Moreover, key employees would not be able to redeem such units within the lock-in period in case of resignation or retirement before attaining the age of superannuation.
For dedicated fund managers managing only a single scheme or single category of schemes, 50% of the compensation can be as units of the same scheme or category and the remaining 50% of units of those schemes whose risk value is equivalent or higher than the scheme managed by the fund manager.
According to Kaustubh Belapurkar, director, manager research, Morningstar Advisor India, “Manager skin in the game is always a positive signal for investors. Currently only a few countries like the US, require disclosures around manager investments in their funds. The one point to ponder though is that the individual risk profile of some managers may be different from the risk profile of scheme(s) they manage.”
The Sebi’s move has come under some criticism by the mutual fund fraternity.
“It is intrusive. An individual’s personal portfolio should be entirely his or her own affair. And disincentivizing must be a matter of contract between employer and employee, not a regulatory action.
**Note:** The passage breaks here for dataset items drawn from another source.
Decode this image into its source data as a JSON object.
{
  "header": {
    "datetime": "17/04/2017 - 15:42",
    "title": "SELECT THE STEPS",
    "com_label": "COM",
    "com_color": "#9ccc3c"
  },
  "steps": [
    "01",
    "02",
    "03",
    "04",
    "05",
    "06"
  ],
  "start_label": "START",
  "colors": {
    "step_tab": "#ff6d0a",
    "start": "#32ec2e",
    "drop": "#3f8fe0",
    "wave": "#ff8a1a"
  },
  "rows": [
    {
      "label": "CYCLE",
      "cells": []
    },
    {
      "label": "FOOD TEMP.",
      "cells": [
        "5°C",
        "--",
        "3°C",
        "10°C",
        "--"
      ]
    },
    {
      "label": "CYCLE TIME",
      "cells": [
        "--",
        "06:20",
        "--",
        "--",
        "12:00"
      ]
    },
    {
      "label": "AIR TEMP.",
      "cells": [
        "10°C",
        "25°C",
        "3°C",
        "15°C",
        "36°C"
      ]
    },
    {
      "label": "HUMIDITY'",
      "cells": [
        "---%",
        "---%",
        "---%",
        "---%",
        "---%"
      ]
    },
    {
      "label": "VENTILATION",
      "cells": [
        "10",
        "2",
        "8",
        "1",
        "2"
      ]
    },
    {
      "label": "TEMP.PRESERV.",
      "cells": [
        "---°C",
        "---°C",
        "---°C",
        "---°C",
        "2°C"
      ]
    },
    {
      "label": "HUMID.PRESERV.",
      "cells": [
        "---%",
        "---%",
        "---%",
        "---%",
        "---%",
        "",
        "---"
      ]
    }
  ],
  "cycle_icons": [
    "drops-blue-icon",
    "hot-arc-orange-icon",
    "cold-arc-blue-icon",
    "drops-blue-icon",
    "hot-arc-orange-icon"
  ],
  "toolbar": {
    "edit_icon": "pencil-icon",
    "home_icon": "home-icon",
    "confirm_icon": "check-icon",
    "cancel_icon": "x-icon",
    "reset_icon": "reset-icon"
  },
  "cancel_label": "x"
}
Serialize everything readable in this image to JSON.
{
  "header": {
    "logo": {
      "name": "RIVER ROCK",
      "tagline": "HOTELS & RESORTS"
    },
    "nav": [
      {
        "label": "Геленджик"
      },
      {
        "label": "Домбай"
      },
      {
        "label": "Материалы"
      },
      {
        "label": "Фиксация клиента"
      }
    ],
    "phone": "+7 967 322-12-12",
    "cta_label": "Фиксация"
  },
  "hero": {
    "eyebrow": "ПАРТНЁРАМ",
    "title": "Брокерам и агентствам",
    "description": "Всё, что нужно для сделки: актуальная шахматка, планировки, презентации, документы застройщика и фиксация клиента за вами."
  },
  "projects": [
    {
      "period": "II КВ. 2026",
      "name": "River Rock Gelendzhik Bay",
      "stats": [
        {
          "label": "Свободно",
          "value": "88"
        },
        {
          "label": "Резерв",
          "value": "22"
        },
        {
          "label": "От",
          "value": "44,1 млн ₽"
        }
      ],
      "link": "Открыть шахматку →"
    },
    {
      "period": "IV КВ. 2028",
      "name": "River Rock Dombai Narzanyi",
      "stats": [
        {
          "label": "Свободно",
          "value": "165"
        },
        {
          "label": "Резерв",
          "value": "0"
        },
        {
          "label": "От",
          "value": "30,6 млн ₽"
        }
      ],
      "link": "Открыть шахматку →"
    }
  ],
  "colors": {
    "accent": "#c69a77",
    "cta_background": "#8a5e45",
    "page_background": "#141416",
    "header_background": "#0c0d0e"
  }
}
The AMC as an institution must be held responsible for the investor’s money and not employees in their individual capacity,” said Vidya Bala, co-founder, Prime Investor. “The wordings are also ambiguous, and it puts managers of high-risk schemes in a particularly difficult position compared to say a CEO who can invest in different schemes with different risk levels. It’ll lead to a loss of talent from the industry to other products like insurance, portfolio management services, alternative investment funds etc,” she added.